France: Day 6 - Adding to the Pack
We ate enough roasted duck last night to feed a small family. You can probably harvest my liver at this point and spread it over a piece of toast with the rest of the fois gras on the table. Today we needed to be on our game, however. We couldn't go too crazy with the food and booze.
The first stop on today's outing was a producer called Chateau de la Grangerie, which was built in the 17th century right next to an old monastery. The church and the housing for its servants was actually built in the 11th and 12th centuries, so it's safe to say that the Armagnac we were tasting today was being aged on hallowed ground.
The chai is actually located inside the entryway to the old church, so we ducked under the gothic masonry and headed into the barrel room.
Like many Tenereze producers, Grangerie distills only ugni blanc for its brandies. However, the sandy and gravel-rich soils are much more like the terrain found in the Bas-Armagnac. They fill about ten barrels a year; two of which are used for Floc de Gascogne and one goes to Pruneau—a prune-flavored brandy made by macerating the Armagnac with the dried fruit also grown on the property.
We were very impressed with Mr. Langalerie and his entire operation. The property itself was beautiful and well-kept. The history fascinating. The brandies top notch. We tasted a 2001 vintage that could have passed in a blind tasting for Weller 107. I think we're on to something big here.
After tasting through the ancient monestary, we headed over to a property called Carpoulat—an old estate that once belonged to a wealthy merchant from Guadaloupe who sadly passed away a few years back. Today it's being run by property managers just trying to keep the place together.
There is a ton of Armagnac sitting in barrel at Carpoulat. Even stuff from the early 1970s! That might excite you, but trust me: it's not necessarily a good thing. That would be like leaving Bourbon in barrel for more than 40 years—it sounds interesting, but in the end all you get is a big mouth full of splinters. In my opinion, the guys need to start taking this stuff out of wood immediately and getting it into glass demijohns. That being said, it's a veritable treasure trove of booze. There could be anything in that warehouse. We started popping bungs like crazy.
Lunch was spent with our old friends at Pellehaut.
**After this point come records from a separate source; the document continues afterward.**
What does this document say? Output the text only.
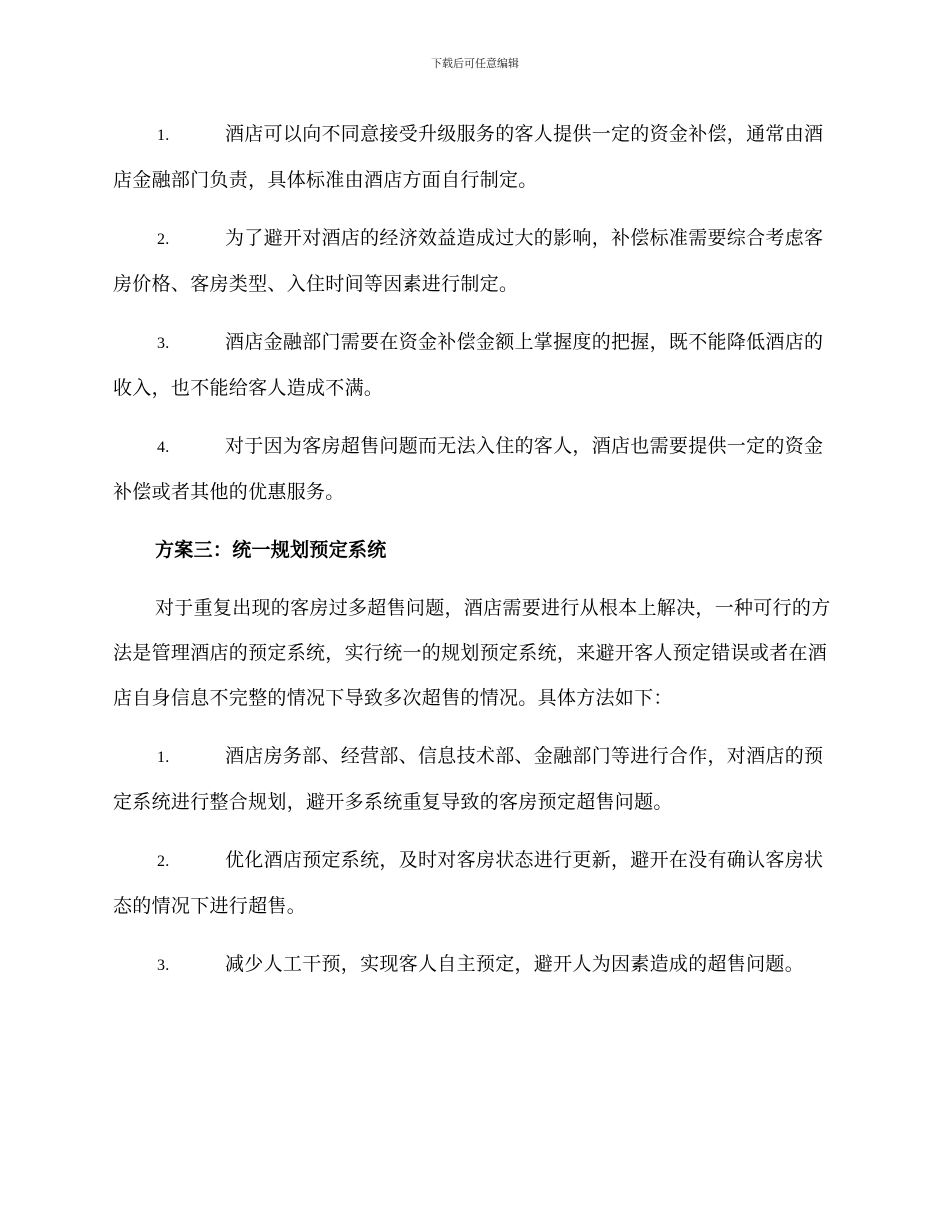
下载后可任意编辑
1.	酒店可以向不同意接受升级服务的客人提供一定的资金补偿，通常由酒店金融部门负责，具体标准由酒店方面自行制定。
2.	为了避开对酒店的经济效益造成过大的影响，补偿标准需要综合考虑客房价格、客房类型、入住时间等因素进行制定。
3.	酒店金融部门需要在资金补偿金额上掌握度的把握，既不能降低酒店的收入，也不能给客人造成不满。
4.	对于因为客房超售问题而无法入住的客人，酒店也需要提供一定的资金补偿或者其他的优惠服务。
方案三：统一规划预定系统
对于重复出现的客房过多超售问题，酒店需要进行从根本上解决，一种可行的方法是管理酒店的预定系统，实行统一的规划预定系统，来避开客人预定错误或者在酒店自身信息不完整的情况下导致多次超售的情况。具体方法如下：
1.	酒店房务部、经营部、信息技术部、金融部门等进行合作，对酒店的预定系统进行整合规划，避开多系统重复导致的客房预定超售问题。
2.	优化酒店预定系统，及时对客房状态进行更新，避开在没有确认客房状态的情况下进行超售。
3.	减少人工干预，实现客人自主预定，避开人为因素造成的超售问题。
Laurent and Mathieu were on hand to greet us and the wine was quickly poured. Pellehaut makes a lot more wine than Armagnac, and most of it is both delicious and extremely inexpensive. Why we're not importing it is beyond me.
This was our fourth visit to Pellehaut, so there wasn't much else to do other than taste new vintages. We definitely will be adding more to the pile of Age de Glace and 1973 landing in Oakland shortly. Pellehaut is one of the most popular producers we've worked with over the years, so there's no point in slowing down that momentum. Our customers love the quality, price points, and the flavor. What's not to love? Their Armagnacs are rich, fruity, and delicious.
Last up on the schedule was another new producer for us; a domaine called Papolle that was recently purchased from a British businessman by a French family named Piffard. The old house on the property is very Gascogne—dark wooden interiors, old furniture, and artwork full of.....
...still-life fruit bowls, half glasses of wine, and a pile of vegetables with dead pheasants. It was quite romantic and almost modernly gothic in style.
Frederic Piffard, who runs the domaine, was unfortunately in the hospital, so we met with his father who made the original purchase of the estate. He was very nice and more than eager to go romping through the warehouses with us. We liked him immediately. We also liked his wonderful brandies, especially the older baco vintages from the late 70s and early 80s. A wish list was quickly made.
We made a heckuva lot of progress in Gascony this year. Already we've visited more than six new producers from whom we definitely want to start buying Armagnac from. Add them on to the list of properties we're already working with and the roster begins looking quite formidable. We expect our work in Armagnac to be very popular with our spirts clientele, especially when you consider the prices we should be paying for this stuff. With the American whiskey market getting slimmer and more lucrative, Armagnac is the perfect remedy to that issue. It's a lot to take in, and the work isn't easy, but with two dedicated buyers here on the ground we think K&L will be ground zero for all Armagnac fans by the end of the year. We're working very hard to make that happen.
Tomorrow will mark an interesting twist in our spiritual saga. David OG is going to rent a car and head off towards Burgundy, where he'll meet with Michel Couvreur before moving towards the Jura and Switzerland. There are a few single malt producers in the region he thinks might have some interesting products to consider. I, on the other hand, want to continue researching and documenting the brandy producers in the Southwest, so I'll be staying behind with Charles. The plan is to meet back in Calvados by the middle of next week.
There are two Davids, so why not get twice the amount of work done by doubling our efforts? We'll see how it goes!